Can Sam Adams Save Itself with Summer Ale?
After another disappointing quarter, America's second-largest craft brewery regroups.
Written by Alex Weaver
The results are in for Boston Beer Company’s Q1 of 2017 and, like quarters past, the news isn’t great for America’s second largest craft brewery.
Last quarter, the company — known best for its expansive line of craft beers under the Samuel Adams name — shipped 707,000 barrels of beer, cider, hard tea, and seltzer. This might sound healthy, but it actually represents a 15 percent decline compared to the first quarter of 2016. Put in terms of dollars and cents, the company netted $5.6 million last quarter, down $1.3 million from the same period the year prior.
“These declines were mostly caused by weakness in the Samuel Adams brand, especially our seasonal beers, and a general softening of the craft beer category that continues to be very competitive,” said Boston Beer Company Founder Jim Koch.
Koch, of course, has made headlines of late after penning an op-ed for The New York Times saying in so many terms that the next 10 years for American craft beer aren’t going to be as rosy as the previous decade, thanks largely to the ever-expanding influence of beer giants AB InBev and Molson Coors.
He’s nothing if not candid — telling us in an interview, “I wrote the text. I didn’t write the headline” of that NYT article, “Is It Last Call for Craft Beer?” — and his earnings calls are no exception.
“New craft brewers continue to enter the market and existing craft brewers are expanding their distribution and tap rooms, with the result that drinkers are seeing more choices,” he said.
Two of those choices were Sam Adams spring seasonals Fresh as Helles and Hopscape, both of which flopped with the consumer, especially compared to last spring’s relative success in a white ale called Coldsnap.
All of this puts a great burden on the back of one Sam Adams beer in particular.
“We are currently rolling out our summer seasonal, Samuel Adams Summer Ale,” said Koch, “which is now in its twenty-second year and is still the leading summer seasonal beer in the craft industry.” (I confirmed this point with a Sam Adams spokesperson, who told me the stat is based on IRI purchasing data.)
This may be true, but is it enough to undo the damage of two failed seasonals and bring Boston Beer back into the good graces of craft drinkers nationwide?

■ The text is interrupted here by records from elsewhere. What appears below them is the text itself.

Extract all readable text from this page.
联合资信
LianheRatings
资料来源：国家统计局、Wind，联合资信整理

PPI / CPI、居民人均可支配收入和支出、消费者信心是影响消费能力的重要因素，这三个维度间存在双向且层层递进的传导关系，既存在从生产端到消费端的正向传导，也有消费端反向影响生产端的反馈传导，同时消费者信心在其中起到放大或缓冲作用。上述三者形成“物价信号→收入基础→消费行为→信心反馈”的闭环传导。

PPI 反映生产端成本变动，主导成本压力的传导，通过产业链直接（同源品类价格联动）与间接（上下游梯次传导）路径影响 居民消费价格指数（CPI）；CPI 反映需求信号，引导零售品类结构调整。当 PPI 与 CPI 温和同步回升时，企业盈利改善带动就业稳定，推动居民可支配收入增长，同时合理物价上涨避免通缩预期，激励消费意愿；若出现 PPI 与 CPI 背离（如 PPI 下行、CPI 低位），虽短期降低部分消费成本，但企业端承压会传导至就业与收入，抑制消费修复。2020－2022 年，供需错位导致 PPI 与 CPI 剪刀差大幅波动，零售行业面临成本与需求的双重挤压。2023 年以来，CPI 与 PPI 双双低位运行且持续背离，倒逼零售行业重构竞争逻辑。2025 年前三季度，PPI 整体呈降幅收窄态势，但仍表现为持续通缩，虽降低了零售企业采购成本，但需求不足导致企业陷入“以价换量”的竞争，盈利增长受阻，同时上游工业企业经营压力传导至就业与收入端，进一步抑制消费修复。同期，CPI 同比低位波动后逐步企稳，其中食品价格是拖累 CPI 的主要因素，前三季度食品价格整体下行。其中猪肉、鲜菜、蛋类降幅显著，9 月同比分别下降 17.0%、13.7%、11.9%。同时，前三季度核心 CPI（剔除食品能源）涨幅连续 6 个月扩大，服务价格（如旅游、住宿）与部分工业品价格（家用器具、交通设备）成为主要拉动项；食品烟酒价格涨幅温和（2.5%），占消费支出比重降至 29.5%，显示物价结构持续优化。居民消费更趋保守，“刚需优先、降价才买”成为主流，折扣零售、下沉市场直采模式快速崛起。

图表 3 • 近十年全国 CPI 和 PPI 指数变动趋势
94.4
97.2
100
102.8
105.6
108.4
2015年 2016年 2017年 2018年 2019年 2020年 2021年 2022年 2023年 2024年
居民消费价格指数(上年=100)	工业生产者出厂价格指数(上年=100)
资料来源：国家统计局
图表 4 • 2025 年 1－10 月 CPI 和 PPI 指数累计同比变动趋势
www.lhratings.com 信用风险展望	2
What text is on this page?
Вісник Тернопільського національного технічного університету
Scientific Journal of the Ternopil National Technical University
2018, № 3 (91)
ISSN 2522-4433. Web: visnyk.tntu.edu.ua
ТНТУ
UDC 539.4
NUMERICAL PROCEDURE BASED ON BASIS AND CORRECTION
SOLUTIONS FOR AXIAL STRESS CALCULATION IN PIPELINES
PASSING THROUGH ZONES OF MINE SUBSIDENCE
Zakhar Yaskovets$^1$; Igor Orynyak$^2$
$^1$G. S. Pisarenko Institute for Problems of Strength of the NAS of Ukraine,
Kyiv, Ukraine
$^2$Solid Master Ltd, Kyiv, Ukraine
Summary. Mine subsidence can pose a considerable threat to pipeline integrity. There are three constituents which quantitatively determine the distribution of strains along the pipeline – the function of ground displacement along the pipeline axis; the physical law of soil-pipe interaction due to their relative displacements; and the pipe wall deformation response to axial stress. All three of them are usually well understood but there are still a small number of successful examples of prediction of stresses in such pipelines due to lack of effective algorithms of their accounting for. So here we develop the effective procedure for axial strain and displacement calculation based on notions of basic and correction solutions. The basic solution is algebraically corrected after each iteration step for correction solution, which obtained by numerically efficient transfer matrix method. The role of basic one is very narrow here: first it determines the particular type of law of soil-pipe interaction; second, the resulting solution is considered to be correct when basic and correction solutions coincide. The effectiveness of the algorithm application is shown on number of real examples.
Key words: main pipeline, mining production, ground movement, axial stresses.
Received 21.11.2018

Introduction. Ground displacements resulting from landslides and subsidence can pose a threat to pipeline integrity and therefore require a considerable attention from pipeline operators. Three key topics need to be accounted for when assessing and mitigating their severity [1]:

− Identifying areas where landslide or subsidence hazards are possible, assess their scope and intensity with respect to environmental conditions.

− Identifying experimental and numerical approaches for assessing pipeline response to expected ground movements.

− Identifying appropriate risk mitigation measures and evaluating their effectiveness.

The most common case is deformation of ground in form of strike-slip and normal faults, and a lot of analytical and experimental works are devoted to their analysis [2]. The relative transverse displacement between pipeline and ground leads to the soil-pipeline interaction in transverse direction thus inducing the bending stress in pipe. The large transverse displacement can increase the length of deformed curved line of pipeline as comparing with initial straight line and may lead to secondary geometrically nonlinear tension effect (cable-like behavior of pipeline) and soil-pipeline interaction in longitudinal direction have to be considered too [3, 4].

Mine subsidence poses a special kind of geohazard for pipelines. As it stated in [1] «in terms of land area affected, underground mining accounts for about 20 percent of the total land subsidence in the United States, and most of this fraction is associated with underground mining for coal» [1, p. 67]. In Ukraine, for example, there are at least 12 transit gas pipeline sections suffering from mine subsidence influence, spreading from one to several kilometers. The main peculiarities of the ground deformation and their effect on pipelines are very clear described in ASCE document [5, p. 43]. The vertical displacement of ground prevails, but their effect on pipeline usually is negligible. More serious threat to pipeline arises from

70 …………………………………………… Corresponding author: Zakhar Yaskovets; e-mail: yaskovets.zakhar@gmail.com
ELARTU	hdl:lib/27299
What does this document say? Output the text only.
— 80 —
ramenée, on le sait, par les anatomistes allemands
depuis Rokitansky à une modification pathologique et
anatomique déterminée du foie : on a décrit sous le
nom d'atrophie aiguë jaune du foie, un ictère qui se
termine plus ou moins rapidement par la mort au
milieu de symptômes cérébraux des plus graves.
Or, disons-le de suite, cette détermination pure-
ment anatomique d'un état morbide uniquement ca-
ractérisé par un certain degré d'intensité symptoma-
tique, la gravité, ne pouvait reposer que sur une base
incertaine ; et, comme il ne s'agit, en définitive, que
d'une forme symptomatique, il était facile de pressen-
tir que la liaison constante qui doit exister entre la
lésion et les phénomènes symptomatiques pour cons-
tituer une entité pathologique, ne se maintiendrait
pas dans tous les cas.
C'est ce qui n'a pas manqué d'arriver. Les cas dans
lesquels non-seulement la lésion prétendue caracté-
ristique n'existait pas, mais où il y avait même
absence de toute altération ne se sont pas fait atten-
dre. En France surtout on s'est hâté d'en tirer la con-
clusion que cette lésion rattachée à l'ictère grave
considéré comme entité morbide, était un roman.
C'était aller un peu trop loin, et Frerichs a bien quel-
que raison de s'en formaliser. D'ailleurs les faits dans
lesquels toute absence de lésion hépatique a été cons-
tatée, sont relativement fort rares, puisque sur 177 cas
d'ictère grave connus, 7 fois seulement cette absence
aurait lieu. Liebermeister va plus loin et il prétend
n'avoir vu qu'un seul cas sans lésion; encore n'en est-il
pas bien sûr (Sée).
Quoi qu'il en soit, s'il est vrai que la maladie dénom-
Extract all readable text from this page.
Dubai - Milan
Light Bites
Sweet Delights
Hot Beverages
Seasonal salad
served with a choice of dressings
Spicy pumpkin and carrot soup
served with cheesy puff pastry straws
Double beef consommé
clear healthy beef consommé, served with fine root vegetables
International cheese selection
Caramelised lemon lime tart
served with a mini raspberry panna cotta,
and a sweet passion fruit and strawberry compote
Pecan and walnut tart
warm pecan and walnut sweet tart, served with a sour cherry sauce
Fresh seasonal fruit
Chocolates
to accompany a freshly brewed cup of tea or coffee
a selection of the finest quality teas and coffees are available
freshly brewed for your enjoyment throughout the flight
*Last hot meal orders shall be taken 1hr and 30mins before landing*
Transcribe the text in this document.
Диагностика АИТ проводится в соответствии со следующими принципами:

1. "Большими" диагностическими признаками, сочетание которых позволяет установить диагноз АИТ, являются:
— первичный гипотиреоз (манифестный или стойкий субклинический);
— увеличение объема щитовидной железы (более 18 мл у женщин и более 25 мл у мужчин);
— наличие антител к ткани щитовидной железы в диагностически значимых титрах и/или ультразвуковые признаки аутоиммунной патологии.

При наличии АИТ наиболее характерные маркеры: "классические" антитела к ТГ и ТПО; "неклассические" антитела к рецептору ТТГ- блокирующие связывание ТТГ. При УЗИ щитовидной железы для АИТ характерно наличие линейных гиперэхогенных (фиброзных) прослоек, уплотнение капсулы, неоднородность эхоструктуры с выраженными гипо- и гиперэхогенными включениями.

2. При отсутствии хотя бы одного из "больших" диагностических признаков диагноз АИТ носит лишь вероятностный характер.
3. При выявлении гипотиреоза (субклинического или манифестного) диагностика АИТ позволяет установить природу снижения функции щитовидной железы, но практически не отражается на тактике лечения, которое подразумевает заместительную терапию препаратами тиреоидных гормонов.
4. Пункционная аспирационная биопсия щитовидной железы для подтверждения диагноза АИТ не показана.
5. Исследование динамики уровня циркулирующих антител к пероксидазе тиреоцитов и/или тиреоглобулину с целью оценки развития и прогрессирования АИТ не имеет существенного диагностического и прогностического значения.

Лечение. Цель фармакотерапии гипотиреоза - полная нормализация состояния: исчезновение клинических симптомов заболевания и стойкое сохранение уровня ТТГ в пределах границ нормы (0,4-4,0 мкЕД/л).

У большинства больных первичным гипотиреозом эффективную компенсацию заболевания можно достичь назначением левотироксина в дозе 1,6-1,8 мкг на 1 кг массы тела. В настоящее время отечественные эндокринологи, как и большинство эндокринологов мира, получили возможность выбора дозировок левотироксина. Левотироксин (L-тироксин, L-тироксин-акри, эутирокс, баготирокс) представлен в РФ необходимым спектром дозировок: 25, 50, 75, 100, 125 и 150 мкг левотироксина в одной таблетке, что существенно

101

It’s a tall task, especially as the consumer is faced with more and more summery options when perusing the beer aisle or their local bar’s tap list. I’ve said it before, but I’m less convinced that seasonal beers can save the day for Sam Adams than Koch is.
“We remain committed to our seasonal program as one of the strong pillars of the Sam Adams brand,” he said on the earnings call, adding, however predictably, in a release, “I am excited by the opportunities ahead of us and continue to be optimistic about our future.”
So, you tell us: What will you be drinking most this summer?